Fruit Roll-Ups Maker Moves to Dismiss CSPI Class Action Suit

Cross-posted by Forbes.com at WLF’s contributor site

Last October, a WLF Legal Pulse post, CSPI’s Fruit-by-the-Foot Suit: That Which You Didn’t Say is Untruthful, critiqued a complaint Center for Science in the Public Interest (CSPI) filed in California federal court. The suit alleged that the truthful information General Mills placed on its packaging violated California and Minnesota consumer protection laws. Yes, you read that right. CSPI didn’t take issue with the truthfulness of the statements, but argued that the information on the package (and information left off the package) taken as a whole deceived consumers into thinking Fruit Roll-Ups® and Fruit-by-the-Foot® were “healthy.”

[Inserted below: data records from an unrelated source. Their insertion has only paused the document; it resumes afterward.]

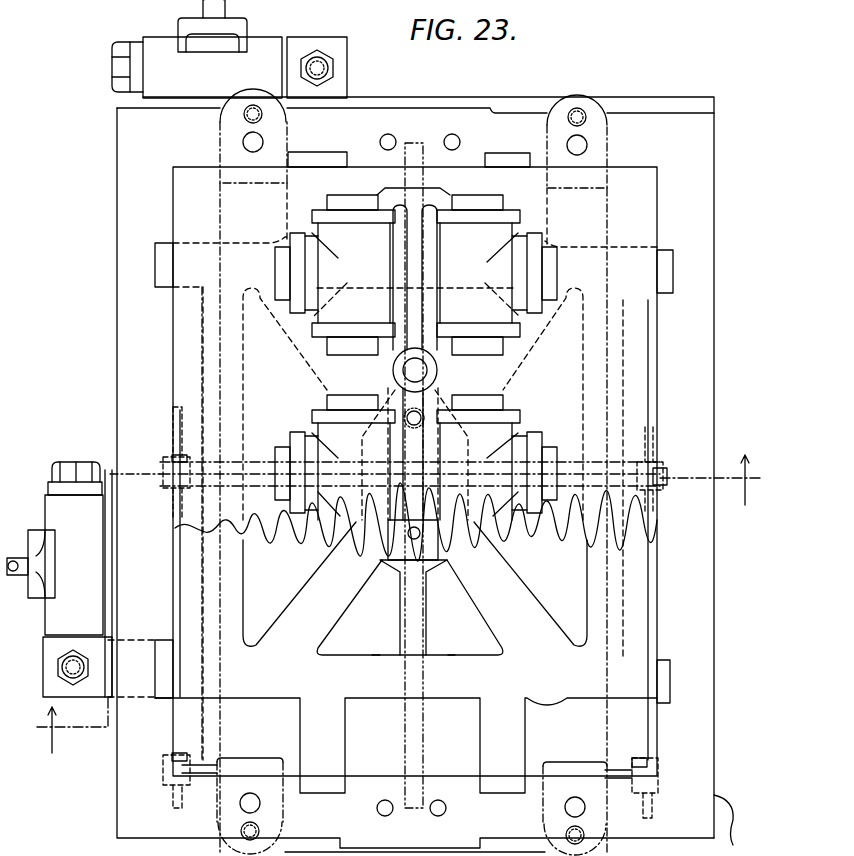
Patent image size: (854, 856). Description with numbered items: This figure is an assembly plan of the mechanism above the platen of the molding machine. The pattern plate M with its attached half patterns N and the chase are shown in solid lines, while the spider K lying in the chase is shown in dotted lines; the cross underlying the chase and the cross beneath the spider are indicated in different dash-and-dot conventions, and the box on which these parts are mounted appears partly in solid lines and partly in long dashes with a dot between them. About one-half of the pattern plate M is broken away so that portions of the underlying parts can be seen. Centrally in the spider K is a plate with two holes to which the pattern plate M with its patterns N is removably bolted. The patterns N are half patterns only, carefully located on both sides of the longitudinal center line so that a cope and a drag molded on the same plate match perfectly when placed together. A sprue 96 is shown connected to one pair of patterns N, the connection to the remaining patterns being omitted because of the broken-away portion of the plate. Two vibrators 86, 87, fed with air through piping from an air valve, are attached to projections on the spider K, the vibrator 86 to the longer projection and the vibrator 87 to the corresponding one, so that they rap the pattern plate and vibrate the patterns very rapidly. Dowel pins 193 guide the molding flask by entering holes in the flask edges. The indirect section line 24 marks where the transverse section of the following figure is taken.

The pattern plate M is at (662, 366).
The spider K is at (414, 480).
The central stem L is at (398, 632).
The patterns N is at (510, 400).
The sprue 96 is at (391, 367).
The dowel pins 193 is at (440, 138).
The vibrator 87 is at (229, 49).
The vibrator 86 is at (59, 579).
The section line 24— 24 is at (398, 604).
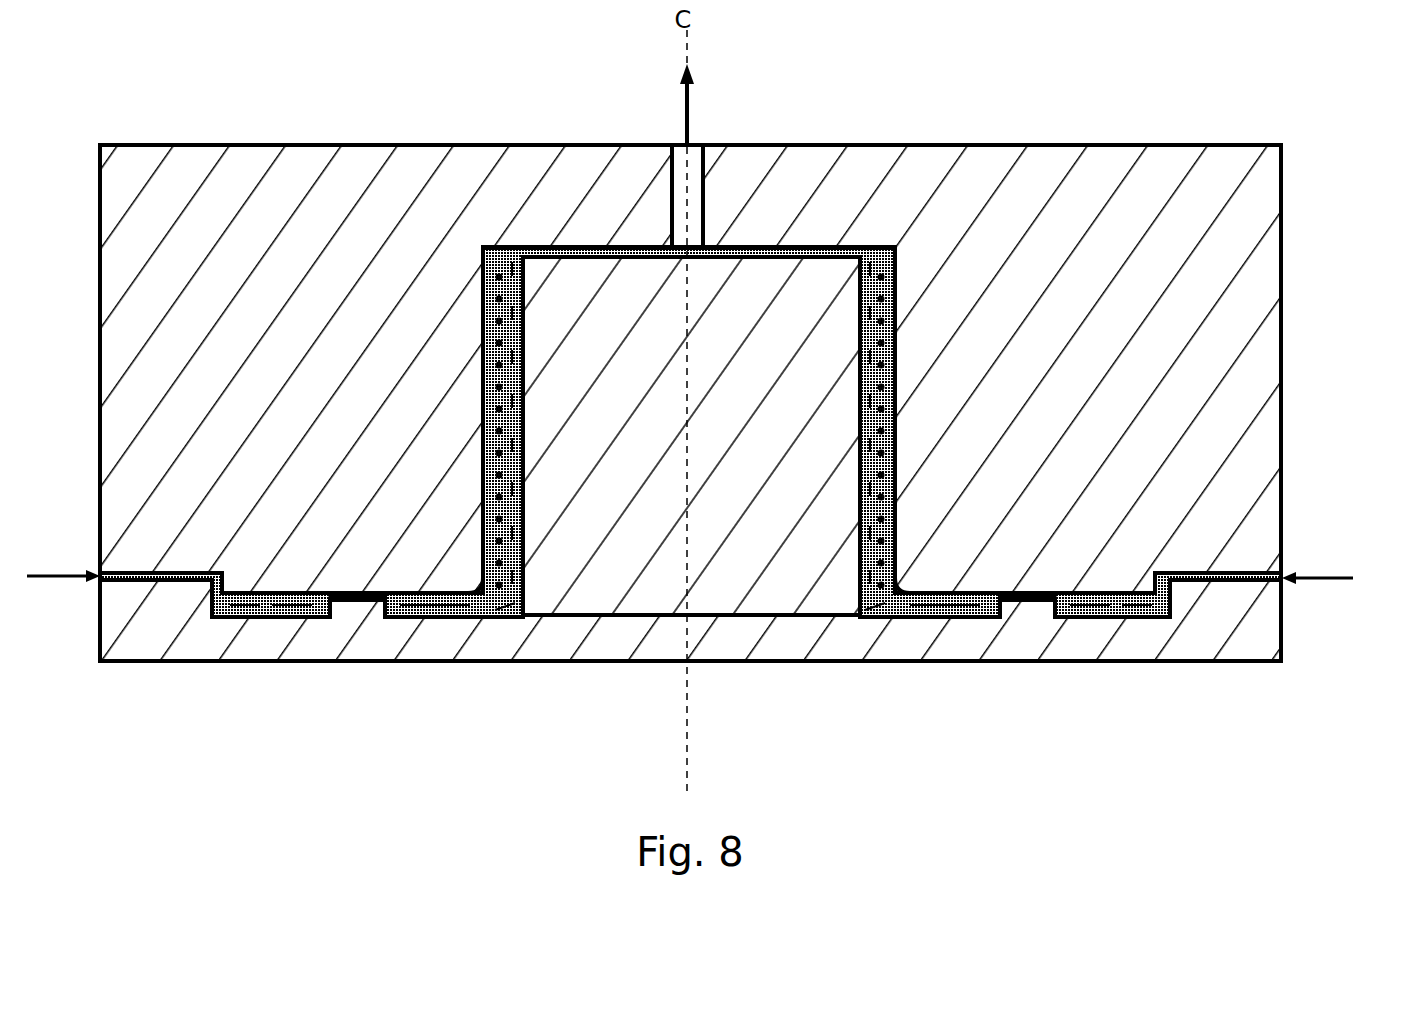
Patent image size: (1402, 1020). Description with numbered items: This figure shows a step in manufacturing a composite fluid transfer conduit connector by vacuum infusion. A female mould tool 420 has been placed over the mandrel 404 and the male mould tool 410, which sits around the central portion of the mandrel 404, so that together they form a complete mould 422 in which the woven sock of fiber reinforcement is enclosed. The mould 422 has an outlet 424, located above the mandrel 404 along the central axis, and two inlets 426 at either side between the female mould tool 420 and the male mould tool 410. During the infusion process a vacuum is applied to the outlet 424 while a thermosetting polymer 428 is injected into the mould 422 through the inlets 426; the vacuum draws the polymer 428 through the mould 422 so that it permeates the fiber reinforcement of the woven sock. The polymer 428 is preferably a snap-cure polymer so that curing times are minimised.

The mandrel 404 is at (724, 583).
The male mould tool 410 is at (893, 642).
The female mould tool 420 is at (985, 172).
The mould 422 is at (534, 704).
The outlet 424 is at (697, 152).
The inlets 426 is at (100, 578).
The thermosetting polymer 428 is at (207, 608).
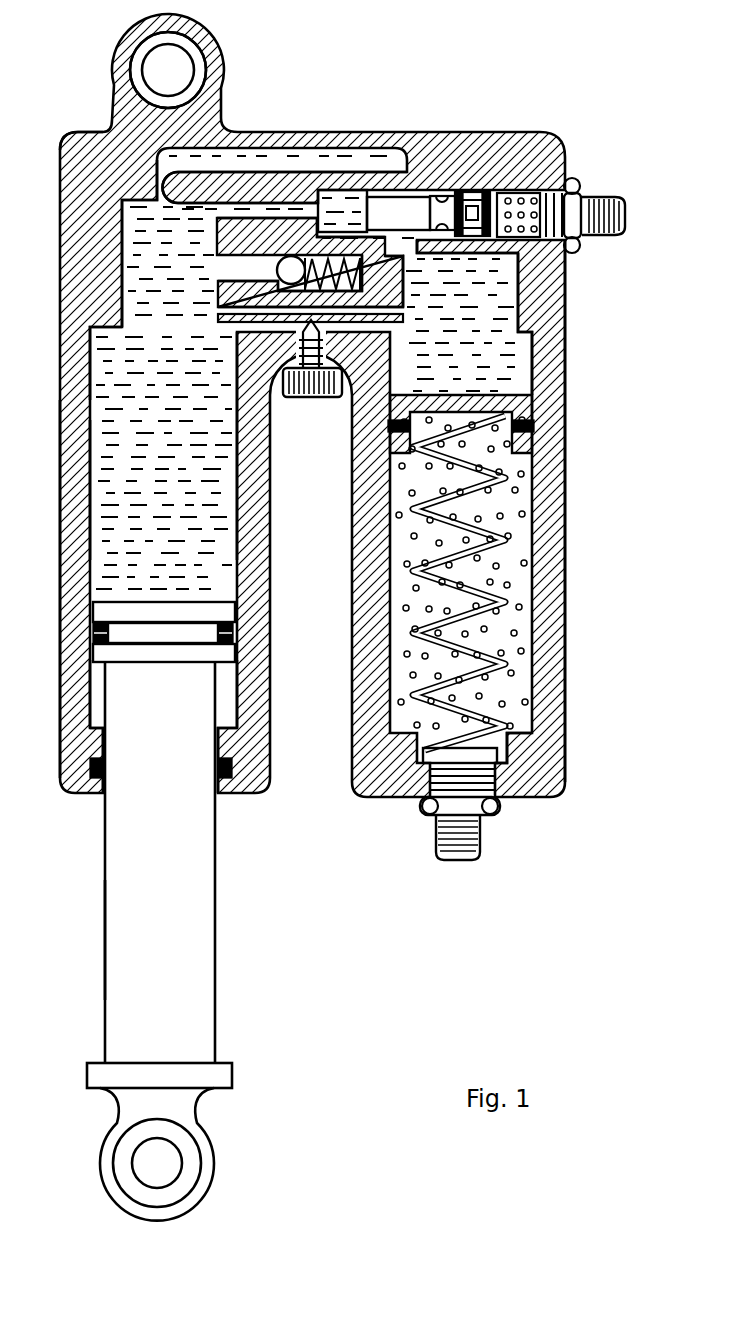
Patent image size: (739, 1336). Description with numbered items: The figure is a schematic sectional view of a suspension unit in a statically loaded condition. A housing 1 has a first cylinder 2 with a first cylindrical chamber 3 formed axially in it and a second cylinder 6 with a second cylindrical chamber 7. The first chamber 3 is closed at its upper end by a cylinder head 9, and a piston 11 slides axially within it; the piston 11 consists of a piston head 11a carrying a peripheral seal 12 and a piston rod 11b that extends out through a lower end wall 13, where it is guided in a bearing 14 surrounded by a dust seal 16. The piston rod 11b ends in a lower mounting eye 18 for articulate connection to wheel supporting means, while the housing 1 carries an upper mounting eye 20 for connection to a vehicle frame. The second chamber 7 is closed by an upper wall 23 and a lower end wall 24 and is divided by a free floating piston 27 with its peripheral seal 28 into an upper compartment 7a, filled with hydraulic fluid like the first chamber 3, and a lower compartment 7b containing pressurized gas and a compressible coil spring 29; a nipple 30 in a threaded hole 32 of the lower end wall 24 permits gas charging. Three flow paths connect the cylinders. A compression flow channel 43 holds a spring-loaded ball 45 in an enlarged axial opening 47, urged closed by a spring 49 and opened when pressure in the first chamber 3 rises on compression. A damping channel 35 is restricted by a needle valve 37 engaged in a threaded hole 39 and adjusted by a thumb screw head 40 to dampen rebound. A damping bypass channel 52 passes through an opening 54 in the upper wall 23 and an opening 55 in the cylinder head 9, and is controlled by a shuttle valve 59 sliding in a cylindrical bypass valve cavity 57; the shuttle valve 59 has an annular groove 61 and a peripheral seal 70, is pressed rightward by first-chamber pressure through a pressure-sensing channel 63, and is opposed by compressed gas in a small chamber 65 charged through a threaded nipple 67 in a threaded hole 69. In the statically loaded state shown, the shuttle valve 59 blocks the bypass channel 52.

The housing 1 is at (60, 162).
The first cylinder 2 is at (60, 490).
The first cylindrical chamber 3 is at (172, 474).
The second cylinder 6 is at (565, 448).
The second cylindrical chamber 7 is at (550, 556).
The upper compartment 7a is at (548, 372).
The lower compartment 7b is at (503, 567).
The cylinder head 9 is at (110, 330).
The piston 11 is at (172, 791).
The piston head 11a is at (135, 612).
The piston rod 11b is at (105, 900).
The peripheral seal 12 is at (94, 634).
The lower end wall 13 is at (93, 724).
The bearing 14 is at (96, 742).
The dust seal 16 is at (93, 768).
The lower mounting eye 18 is at (128, 1146).
The upper mounting eye 20 is at (200, 68).
The upper wall 23 is at (525, 347).
The lower end wall 24 is at (512, 735).
The free floating piston 27 is at (460, 394).
The peripheral seal 28 is at (525, 428).
The compressible coil spring 29 is at (495, 520).
The nipple 30 is at (456, 860).
The threaded hole 32 is at (493, 790).
The damping channel 35 is at (218, 318).
The needle valve 37 is at (237, 355).
The threaded hole 39 is at (325, 338).
The thumb screw head 40 is at (318, 398).
The compression flow channel 43 is at (276, 273).
The spring-loaded ball 45 is at (218, 296).
The enlarged axial opening 47 is at (403, 300).
The spring 49 is at (362, 272).
The damping bypass channel 52 is at (270, 165).
The opening 54 is at (400, 249).
The opening 55 is at (163, 250).
The cylindrical bypass valve cavity 57 is at (338, 190).
The shuttle valve 59 is at (413, 228).
The annular groove 61 is at (440, 198).
The pressure-sensing channel 63 is at (228, 208).
The small chamber 65 is at (520, 200).
The threaded nipple 67 is at (625, 216).
The threaded hole 69 is at (572, 180).
The peripheral seal 70 is at (466, 196).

On February 17, General Mills filed a motion to dismiss the suit. In addition to arguing that the complaint fails to meet federal court pleading requirements and that a California citizen purchasing Fruit Roll-Ups® in California cannot invoke Minnesota law, the defendants (pardon the pun) label the suit as a blatant attempt to judicially amend federal law. The federal Nutrition Labeling and Education Act (NLEA) and its implementing regulations expressly preempt any state law requirement (statute, regulation, or court-imposed remedy) that is “not identical” to federal rules.

So phrases on the Fruit Roll-Ups® and Fruit-by-the-Foot® packages like “Fruit Flavored,” “Naturally Flavored,” “Low Fat,” and “A Good Source of Vitamin C” are permitted under the NLEA and cannot be altered by any state official. Also, under the NLEA, the amount of added sugar, the presence of artificial colors, and a product’s lack of fiber don’t disqualify General Mills from making such statements. Finally, General Mills’ failure to include the nutritionally insignificant amount of trans fat in the products – a fraudulent misstatement according to the plaintiff – is in compliance with a FDA rule that requires companies to list zero grams of trans fat if the amount is less than 0.5 grams.

If CSPI is unhappy with the NLEA and its regulations, seeking court-ordered amendments through state law isn’t the way to seek change. Such class action abuse wastes shrinking judicial resources and forces companies to divert funds away from the business of creating consumer products (which consequently creates jobs). Judge Samuel Conti will hopefully dispose of this unhealthy lawsuit soon after the briefing is complete.